Influencing a child’s mind with guilt and a belief that happiness can only be achieved through pain is likely to produce an adult who will attach anything positive to something equally emotionally painful e.g. marriages filled with bright moments, but equally shot through with painful arguments; or careers with promising beginnings stifled by self-sabotaging poor performance. How many people in the world believe they should live in emotional pain because that’s what they were taught? Why do people accept pain as normal? It is because they believe in it. They believe that is what they deserve. If you struggle with this belief, it is time to put these self-images to rest and demand more from life. Do not be one who believes unhappiness is the norm. Become someone who believes in your power to create happiness in your life and in the lives of others.

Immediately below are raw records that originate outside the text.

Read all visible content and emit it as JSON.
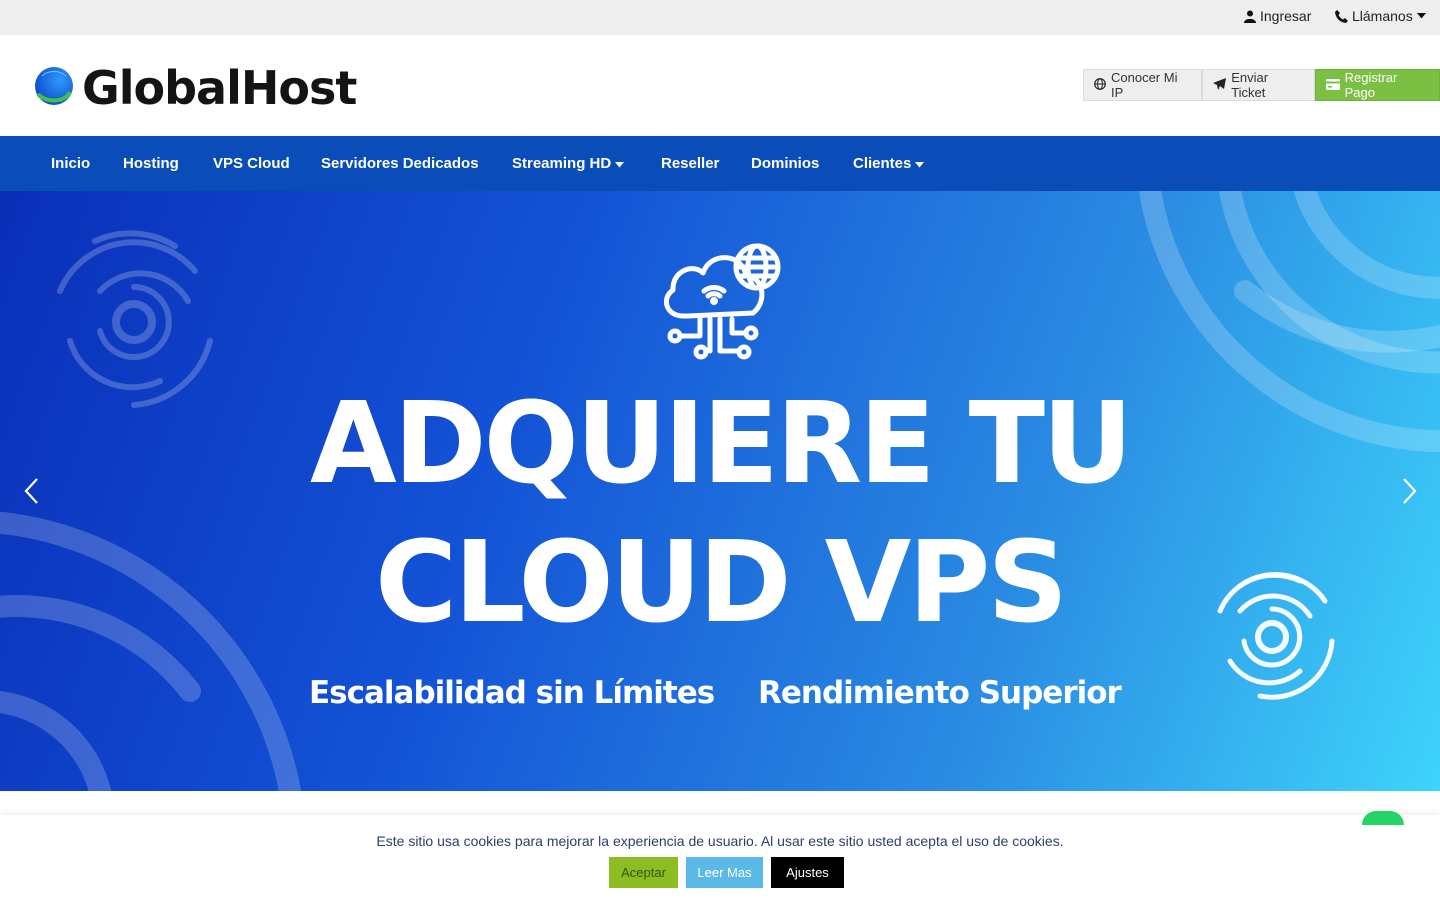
{
  "topbar": {
    "login_label": "Ingresar",
    "call_label": "Llámanos"
  },
  "header": {
    "logo_text": "GlobalHost",
    "buttons": {
      "ip": "Conocer Mi IP",
      "ticket": "Enviar Ticket",
      "payment": "Registrar Pago"
    }
  },
  "nav": {
    "items": [
      "Inicio",
      "Hosting",
      "VPS Cloud",
      "Servidores Dedicados",
      "Streaming HD",
      "Reseller",
      "Dominios",
      "Clientes"
    ]
  },
  "hero": {
    "title_line1": "ADQUIERE TU",
    "title_line2": "CLOUD VPS",
    "subtitle_left": "Escalabilidad sin Límites",
    "subtitle_right": "Rendimiento Superior"
  },
  "cookie": {
    "message": "Este sitio usa cookies para mejorar la experiencia de usuario. Al usar este sitio usted acepta el uso de cookies.",
    "accept": "Aceptar",
    "read_more": "Leer Mas",
    "settings": "Ajustes"
  },
  "colors": {
    "nav_bg": "#0a4db8",
    "payment_green": "#7cc043",
    "hero_start": "#0a2fb8",
    "hero_end": "#3ed4fb"
  },
  "icons": [
    "user-icon",
    "phone-icon",
    "caret-down-icon",
    "globe-icon",
    "paper-plane-icon",
    "credit-card-icon",
    "cloud-network-icon",
    "chevron-left-icon",
    "chevron-right-icon",
    "whatsapp-icon"
  ]
}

The guest mentioned earlier stated, “After I was told that life is a struggle, I spent the next 6 years hating God, hating religion, and needlessly trying to buck the system by proving that living by instant gratification had to be better than any crosses I was supposed to bear. As I grew older and wiser I met enough good people in my small world that I learned that living as a bitter lonesome kid with a chip on my shoulder was painful. So I chose a better path. I saw that I did not have to live with guilt, nor did I have to be a slave to instant gratification. I could choose to be responsible for my own happiness and I could choose to work hard for my happiness. And, I discovered that merely the act of working for happiness, created it. I accepted these values, and like billions across the planet, found satisfaction in my daily routines. I had accepted that “Life is duty, and duty is happiness.” This one statement brought my life out of the cellar. I was further encouraged by the idea that I get to pick the duty.”

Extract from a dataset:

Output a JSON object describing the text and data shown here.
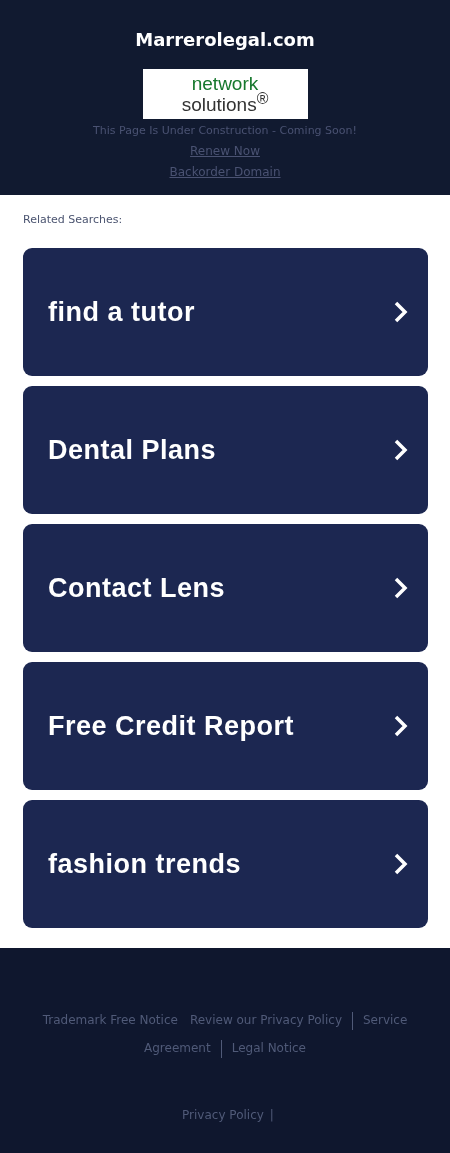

By allowing yourself to let go of guild and dream, you can decide to be happy. If you struggle with guilt because of a traditional religious upbringing, or if your Faith is important to you but you still struggle with guilt, think about this: God created you so He could experience happiness through you. If you are not a believer in God, simply believe in happiness over misery. Dedicate yourself to finding happiness in your life by bringing it to others. Isn’t it much more pleasant to feel good than to feel bad? Isn’t that what you want for yourself and your family?

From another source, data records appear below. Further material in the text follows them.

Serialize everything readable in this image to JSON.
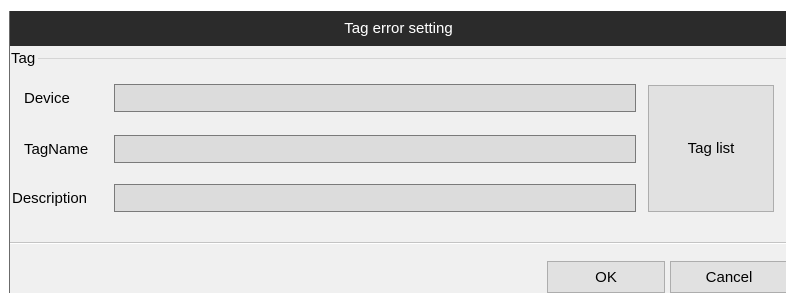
{
  "window": {
    "title": "Tag error setting"
  },
  "group": {
    "title": "Tag"
  },
  "fields": [
    {
      "label": "Device",
      "value": ""
    },
    {
      "label": "TagName",
      "value": ""
    },
    {
      "label": "Description",
      "value": ""
    }
  ],
  "buttons": {
    "tag_list": "Tag list",
    "ok": "OK",
    "cancel": "Cancel"
  },
  "colors": {
    "titlebar": "#2b2b2b",
    "window_bg": "#f0f0f0",
    "input_bg": "#dcdcdc",
    "button_bg": "#e1e1e1"
  }
}
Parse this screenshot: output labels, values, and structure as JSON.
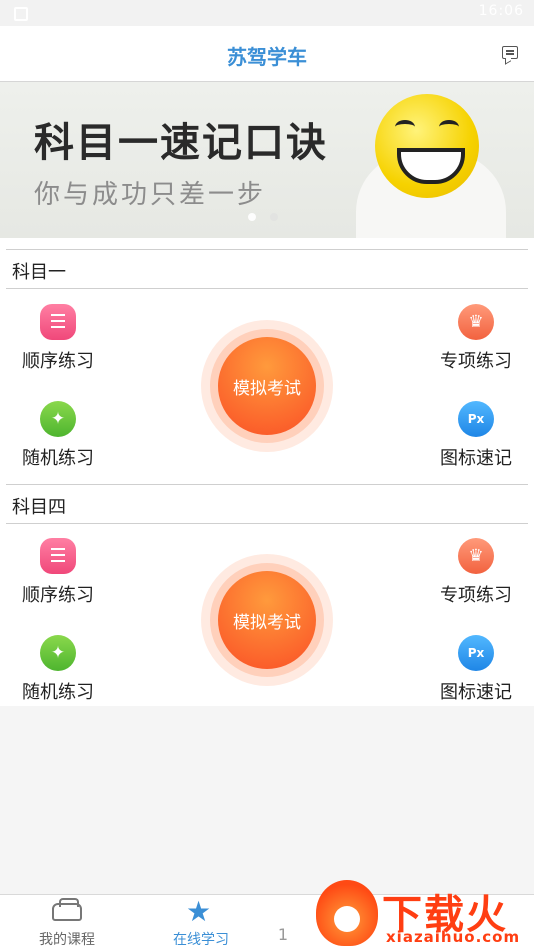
{
  "status_bar": {
    "time": "16:06"
  },
  "header": {
    "title": "苏驾学车"
  },
  "banner": {
    "headline": "科目一速记口诀",
    "subline": "你与成功只差一步"
  },
  "sections": [
    {
      "title": "科目一",
      "items": {
        "sequential": "顺序练习",
        "random": "随机练习",
        "special": "专项练习",
        "icons": "图标速记"
      },
      "exam_label": "模拟考试"
    },
    {
      "title": "科目四",
      "items": {
        "sequential": "顺序练习",
        "random": "随机练习",
        "special": "专项练习",
        "icons": "图标速记"
      },
      "exam_label": "模拟考试"
    }
  ],
  "tabbar": {
    "tab1": "我的课程",
    "tab2": "在线学习",
    "tab3": "1"
  },
  "watermark": {
    "brand": "下载火",
    "url": "xiazaihuo.com"
  },
  "colors": {
    "accent": "#3b8fd6",
    "exam": "#fb5e2a"
  }
}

People have emotional gauges within them. Your happiness gauge measures how close you are to recognizing the personal strength within you and how well you are using your natural talents. Each person has certain mental and physical attributes. These should be used to build the person you would like to become. Use these talents to pursue your purpose in life, to create, in whatever form you see fit, anything that betters you and those around you. Aren’t you worth giving yourself the best? By giving yourself this gift, you can share that benefit, making others feel just as valuable and loved.
Some people believe in a grand plan or destiny and at times they find comfort in this, but other times the concept can be crippling. The truth is there is no grand plan; you get to write the script. You are the author and director of your own life. Whether you believe your abilities are from God or just happened, it is completely up to you to use them as you see fit. That is the beauty of free will.